AbstractFor fast convolution operations on one‐dimensional signal sequences there is the fast cyclic convolution (FCC) method based on sectioning. Also, for a two‐dimensional signal sequence in the convolution operation of a rectangularly sampled signal sequence and a convolving sequence arranged in rectangular blocks, an FCC method based on rectangular sectioning has been reported. On the other hand, two‐dimensional signals band‐limited over a circular region are sampled hexagonally. This arrangement of the convolving sequence in hexagonal blocks to provide it with 12‐fold symmetry is most effective.

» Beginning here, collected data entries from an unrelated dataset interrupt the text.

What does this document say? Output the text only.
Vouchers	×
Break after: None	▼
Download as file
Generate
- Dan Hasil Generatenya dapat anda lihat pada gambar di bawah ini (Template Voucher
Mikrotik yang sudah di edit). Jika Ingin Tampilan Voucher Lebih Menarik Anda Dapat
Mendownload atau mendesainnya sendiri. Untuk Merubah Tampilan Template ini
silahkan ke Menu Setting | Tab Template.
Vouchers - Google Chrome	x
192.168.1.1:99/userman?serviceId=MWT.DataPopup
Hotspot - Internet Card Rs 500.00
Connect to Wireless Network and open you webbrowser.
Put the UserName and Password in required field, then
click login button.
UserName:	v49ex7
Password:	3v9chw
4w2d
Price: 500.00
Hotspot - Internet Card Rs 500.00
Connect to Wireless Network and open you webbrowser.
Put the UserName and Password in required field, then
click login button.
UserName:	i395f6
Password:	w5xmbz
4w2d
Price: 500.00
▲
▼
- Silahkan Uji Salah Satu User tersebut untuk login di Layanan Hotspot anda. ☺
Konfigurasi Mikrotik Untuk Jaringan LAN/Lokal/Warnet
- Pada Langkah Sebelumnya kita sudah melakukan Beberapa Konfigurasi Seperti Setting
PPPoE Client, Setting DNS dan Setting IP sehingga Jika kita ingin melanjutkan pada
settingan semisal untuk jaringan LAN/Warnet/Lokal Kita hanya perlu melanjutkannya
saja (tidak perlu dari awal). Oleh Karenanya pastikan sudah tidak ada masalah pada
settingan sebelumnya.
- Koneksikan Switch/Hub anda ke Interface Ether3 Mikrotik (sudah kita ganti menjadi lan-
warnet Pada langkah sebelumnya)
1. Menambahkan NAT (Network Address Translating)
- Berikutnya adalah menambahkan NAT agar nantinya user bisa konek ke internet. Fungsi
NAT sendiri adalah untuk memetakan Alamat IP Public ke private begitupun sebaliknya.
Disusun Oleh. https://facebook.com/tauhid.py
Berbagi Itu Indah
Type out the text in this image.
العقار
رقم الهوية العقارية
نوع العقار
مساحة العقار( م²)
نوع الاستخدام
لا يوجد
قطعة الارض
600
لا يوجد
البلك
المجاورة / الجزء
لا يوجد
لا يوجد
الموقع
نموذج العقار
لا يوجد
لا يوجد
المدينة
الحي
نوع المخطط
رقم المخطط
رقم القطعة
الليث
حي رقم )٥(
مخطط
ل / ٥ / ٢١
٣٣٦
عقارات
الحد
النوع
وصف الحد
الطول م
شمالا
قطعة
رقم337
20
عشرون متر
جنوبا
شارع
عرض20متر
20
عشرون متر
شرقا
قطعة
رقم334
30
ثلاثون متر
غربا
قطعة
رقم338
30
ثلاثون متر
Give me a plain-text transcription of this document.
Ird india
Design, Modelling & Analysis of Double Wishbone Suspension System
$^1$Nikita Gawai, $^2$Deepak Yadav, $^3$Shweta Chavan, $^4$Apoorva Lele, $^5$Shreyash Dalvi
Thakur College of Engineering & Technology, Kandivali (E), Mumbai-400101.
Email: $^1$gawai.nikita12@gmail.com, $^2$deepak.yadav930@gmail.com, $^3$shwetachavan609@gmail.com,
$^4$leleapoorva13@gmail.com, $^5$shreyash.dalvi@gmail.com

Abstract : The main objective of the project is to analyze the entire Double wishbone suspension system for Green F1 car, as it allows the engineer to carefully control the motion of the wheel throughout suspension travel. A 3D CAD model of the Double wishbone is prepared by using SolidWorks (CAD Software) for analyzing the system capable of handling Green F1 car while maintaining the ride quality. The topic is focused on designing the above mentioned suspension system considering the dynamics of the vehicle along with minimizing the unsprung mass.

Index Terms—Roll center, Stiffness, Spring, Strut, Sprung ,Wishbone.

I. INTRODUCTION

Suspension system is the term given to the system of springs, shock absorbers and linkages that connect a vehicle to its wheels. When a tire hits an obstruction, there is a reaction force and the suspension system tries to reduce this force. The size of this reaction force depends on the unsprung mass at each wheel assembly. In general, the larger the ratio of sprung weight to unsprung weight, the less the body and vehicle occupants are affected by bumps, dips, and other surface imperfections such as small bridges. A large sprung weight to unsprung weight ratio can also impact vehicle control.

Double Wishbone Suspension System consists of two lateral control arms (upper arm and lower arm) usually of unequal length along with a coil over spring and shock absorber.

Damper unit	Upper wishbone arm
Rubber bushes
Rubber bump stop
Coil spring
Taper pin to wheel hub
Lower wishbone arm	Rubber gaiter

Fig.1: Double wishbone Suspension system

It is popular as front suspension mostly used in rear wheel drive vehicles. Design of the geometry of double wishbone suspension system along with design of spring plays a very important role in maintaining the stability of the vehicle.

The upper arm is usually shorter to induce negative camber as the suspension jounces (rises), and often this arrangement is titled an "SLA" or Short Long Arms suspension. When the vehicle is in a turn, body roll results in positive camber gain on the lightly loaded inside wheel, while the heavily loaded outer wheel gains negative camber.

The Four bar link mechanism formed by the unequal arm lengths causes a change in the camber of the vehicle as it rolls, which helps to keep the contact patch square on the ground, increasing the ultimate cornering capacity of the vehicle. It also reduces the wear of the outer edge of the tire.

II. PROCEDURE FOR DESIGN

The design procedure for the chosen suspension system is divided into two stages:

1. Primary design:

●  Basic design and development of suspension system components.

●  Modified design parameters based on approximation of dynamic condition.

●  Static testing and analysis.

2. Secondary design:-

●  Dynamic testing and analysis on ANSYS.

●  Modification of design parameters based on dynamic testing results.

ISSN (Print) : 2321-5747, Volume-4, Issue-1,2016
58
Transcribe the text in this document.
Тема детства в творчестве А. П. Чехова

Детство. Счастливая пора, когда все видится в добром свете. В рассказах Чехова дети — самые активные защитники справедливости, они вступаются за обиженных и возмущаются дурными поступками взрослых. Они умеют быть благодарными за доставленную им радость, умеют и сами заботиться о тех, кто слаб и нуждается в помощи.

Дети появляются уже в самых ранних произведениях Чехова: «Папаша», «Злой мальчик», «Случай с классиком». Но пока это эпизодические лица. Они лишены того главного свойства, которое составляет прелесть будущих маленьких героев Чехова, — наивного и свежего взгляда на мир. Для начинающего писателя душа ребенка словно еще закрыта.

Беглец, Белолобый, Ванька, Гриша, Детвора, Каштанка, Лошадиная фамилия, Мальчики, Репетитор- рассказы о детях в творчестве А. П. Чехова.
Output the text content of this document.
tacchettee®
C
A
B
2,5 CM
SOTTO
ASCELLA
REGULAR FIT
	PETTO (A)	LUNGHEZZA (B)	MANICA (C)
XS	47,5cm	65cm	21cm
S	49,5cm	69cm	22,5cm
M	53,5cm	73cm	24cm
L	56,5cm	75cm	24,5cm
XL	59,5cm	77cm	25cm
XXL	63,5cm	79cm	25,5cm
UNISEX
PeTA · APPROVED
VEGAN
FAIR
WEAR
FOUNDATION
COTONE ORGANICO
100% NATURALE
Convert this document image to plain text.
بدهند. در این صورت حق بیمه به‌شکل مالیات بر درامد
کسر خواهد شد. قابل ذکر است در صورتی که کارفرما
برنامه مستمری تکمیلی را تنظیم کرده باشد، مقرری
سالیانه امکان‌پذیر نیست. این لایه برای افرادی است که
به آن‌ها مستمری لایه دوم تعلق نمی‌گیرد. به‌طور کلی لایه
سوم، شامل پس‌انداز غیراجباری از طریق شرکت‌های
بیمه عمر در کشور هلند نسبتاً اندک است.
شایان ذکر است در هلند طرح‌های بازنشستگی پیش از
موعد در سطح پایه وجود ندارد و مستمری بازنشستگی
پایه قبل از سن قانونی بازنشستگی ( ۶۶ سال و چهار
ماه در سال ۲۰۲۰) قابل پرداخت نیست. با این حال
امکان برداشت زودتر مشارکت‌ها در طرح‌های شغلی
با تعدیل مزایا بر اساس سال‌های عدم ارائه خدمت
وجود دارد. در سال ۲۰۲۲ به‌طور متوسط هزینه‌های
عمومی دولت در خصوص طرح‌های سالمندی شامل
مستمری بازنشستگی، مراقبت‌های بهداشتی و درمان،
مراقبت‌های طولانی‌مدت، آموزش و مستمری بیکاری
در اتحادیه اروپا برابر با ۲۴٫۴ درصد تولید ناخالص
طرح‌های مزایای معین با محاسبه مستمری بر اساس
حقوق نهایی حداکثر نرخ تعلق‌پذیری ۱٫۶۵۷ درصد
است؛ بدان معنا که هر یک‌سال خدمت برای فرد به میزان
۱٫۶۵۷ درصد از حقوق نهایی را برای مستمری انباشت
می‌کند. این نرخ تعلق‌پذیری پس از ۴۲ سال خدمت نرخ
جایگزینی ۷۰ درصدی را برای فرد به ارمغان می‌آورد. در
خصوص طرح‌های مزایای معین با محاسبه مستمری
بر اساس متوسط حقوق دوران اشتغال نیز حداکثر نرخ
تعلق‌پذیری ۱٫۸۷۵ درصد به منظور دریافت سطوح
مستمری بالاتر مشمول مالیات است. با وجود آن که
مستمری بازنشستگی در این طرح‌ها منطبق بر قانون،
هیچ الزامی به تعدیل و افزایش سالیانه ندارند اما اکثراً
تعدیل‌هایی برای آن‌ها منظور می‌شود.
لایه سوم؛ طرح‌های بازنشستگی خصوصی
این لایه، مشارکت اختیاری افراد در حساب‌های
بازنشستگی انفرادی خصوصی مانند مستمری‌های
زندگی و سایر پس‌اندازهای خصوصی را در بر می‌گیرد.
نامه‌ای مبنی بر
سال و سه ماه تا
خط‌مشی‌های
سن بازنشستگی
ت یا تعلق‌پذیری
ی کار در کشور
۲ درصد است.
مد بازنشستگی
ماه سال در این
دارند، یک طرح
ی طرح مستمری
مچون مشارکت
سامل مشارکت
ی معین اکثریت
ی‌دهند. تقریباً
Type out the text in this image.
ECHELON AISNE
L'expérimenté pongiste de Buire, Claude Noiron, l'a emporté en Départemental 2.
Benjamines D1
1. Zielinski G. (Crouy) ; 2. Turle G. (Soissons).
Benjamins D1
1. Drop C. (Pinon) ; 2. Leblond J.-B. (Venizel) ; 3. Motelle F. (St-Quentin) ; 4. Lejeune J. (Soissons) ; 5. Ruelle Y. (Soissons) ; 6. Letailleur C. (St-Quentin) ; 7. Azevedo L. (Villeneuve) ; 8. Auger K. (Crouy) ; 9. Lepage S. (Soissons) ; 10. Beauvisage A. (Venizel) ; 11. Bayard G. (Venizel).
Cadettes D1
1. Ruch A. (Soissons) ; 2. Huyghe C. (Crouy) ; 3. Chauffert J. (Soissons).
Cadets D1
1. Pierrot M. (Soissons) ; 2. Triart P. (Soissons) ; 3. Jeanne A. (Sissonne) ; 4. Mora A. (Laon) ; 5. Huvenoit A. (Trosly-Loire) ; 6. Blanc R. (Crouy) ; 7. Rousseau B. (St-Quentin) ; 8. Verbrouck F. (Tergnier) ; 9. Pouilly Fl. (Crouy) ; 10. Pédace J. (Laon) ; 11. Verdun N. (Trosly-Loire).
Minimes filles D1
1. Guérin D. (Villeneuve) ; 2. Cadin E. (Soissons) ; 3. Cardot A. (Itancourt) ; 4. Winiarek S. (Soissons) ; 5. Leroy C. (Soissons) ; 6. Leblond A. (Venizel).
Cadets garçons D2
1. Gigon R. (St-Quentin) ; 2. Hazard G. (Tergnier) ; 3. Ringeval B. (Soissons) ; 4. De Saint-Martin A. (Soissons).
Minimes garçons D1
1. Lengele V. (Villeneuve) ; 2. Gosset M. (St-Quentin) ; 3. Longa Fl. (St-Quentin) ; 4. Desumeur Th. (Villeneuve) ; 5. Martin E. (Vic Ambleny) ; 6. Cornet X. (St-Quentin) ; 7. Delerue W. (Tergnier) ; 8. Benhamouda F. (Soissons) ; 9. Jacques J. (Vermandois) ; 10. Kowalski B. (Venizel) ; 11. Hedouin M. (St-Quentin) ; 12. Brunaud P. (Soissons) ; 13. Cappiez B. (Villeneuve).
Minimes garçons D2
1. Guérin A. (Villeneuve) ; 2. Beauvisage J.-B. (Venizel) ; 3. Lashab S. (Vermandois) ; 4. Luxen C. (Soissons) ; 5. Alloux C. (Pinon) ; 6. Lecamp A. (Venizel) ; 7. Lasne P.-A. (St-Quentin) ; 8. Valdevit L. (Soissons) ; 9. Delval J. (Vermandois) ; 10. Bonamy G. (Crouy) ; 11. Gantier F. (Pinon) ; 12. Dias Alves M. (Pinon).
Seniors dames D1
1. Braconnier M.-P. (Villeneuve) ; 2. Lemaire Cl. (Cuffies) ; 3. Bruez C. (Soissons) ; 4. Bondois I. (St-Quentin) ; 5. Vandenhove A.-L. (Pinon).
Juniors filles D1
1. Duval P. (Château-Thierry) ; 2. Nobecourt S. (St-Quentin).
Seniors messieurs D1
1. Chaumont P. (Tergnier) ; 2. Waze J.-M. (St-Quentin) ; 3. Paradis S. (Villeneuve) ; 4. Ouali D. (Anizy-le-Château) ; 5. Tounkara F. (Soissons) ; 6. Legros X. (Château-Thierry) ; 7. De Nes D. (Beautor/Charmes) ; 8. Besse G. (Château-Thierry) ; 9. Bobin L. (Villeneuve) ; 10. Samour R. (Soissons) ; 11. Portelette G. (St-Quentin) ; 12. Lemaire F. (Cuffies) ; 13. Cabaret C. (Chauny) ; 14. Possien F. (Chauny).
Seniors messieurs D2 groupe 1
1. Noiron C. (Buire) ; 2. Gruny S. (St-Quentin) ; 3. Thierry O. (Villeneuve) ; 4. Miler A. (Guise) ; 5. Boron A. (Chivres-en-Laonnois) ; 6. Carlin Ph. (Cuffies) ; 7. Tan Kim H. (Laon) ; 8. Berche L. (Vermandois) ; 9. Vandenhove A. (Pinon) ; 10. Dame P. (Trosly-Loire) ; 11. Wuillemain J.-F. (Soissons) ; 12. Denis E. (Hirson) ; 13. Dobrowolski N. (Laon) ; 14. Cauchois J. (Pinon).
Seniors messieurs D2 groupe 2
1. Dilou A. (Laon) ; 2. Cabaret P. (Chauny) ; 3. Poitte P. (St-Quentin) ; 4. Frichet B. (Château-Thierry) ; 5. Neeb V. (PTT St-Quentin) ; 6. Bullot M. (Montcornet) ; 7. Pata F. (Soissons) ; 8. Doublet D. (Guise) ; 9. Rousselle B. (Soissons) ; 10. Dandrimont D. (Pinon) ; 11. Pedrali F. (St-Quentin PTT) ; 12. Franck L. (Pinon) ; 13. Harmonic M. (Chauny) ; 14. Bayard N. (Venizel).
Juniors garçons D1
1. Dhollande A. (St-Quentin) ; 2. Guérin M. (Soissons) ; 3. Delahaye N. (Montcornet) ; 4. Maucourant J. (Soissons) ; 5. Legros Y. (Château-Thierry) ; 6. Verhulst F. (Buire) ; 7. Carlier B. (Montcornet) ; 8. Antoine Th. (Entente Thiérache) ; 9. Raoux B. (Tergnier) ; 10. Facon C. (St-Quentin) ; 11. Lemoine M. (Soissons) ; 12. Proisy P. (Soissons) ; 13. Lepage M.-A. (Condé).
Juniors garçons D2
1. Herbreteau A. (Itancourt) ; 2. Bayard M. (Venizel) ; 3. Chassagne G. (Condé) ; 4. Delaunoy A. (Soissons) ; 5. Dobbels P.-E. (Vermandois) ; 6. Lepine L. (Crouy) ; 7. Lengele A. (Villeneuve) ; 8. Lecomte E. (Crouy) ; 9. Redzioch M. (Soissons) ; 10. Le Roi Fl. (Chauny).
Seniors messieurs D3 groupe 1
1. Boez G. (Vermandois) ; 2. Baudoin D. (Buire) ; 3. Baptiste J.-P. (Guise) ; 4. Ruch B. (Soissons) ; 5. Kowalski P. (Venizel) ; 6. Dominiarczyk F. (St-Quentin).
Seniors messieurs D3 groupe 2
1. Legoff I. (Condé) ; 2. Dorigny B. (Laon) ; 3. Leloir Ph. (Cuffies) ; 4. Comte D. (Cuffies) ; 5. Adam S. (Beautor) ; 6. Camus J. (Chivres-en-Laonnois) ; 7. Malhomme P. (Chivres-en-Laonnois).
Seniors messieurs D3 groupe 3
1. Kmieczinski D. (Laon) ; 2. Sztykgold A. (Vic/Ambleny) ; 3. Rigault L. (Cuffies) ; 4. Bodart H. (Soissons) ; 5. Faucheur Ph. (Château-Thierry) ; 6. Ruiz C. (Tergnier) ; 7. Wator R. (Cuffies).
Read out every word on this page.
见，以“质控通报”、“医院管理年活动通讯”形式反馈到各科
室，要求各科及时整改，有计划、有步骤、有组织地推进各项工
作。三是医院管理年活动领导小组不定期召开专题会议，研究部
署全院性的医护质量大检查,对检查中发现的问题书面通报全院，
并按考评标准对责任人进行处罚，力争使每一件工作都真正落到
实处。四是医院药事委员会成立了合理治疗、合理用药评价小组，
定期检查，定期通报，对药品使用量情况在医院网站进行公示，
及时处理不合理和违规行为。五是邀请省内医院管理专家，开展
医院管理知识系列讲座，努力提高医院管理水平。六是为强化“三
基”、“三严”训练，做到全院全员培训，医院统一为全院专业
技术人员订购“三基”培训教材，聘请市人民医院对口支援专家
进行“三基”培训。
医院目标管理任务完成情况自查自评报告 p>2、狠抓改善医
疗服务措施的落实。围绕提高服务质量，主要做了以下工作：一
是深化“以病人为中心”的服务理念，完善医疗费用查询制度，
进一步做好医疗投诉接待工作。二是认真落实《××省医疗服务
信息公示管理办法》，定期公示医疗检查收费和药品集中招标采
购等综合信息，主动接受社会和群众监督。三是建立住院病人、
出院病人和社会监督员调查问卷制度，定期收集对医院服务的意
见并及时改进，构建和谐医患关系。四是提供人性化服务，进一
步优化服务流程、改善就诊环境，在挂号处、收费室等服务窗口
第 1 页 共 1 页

This paper describes an FCC method based on sectioning for such types of hexagonally sampled signal sequence and convolving sequence arranged in hexagonal blocks, Presupposing the use of a fast Fourier transformation (FFT) of base number 2 in the discrete Fourier transformation in FCC, two types of FCC (hexagonal sectioning and parallelogrammatic sectioning) are proposed and overlap‐and‐save algorithms for these two are given. Also, it is shown that there exists an optimal sectioning block size for which the number of numerical operations becomes minimum in both methods. Next, for both types, the number of numerical operations are calculated and compared. Due to the limited memory capacity useable in FFT calculation, if convolution is not possible with optimal sectioning, the hexagonal sectioning method is advantageous. However, when the memory size is sufficiently large, it is difficult to say which of the two is better.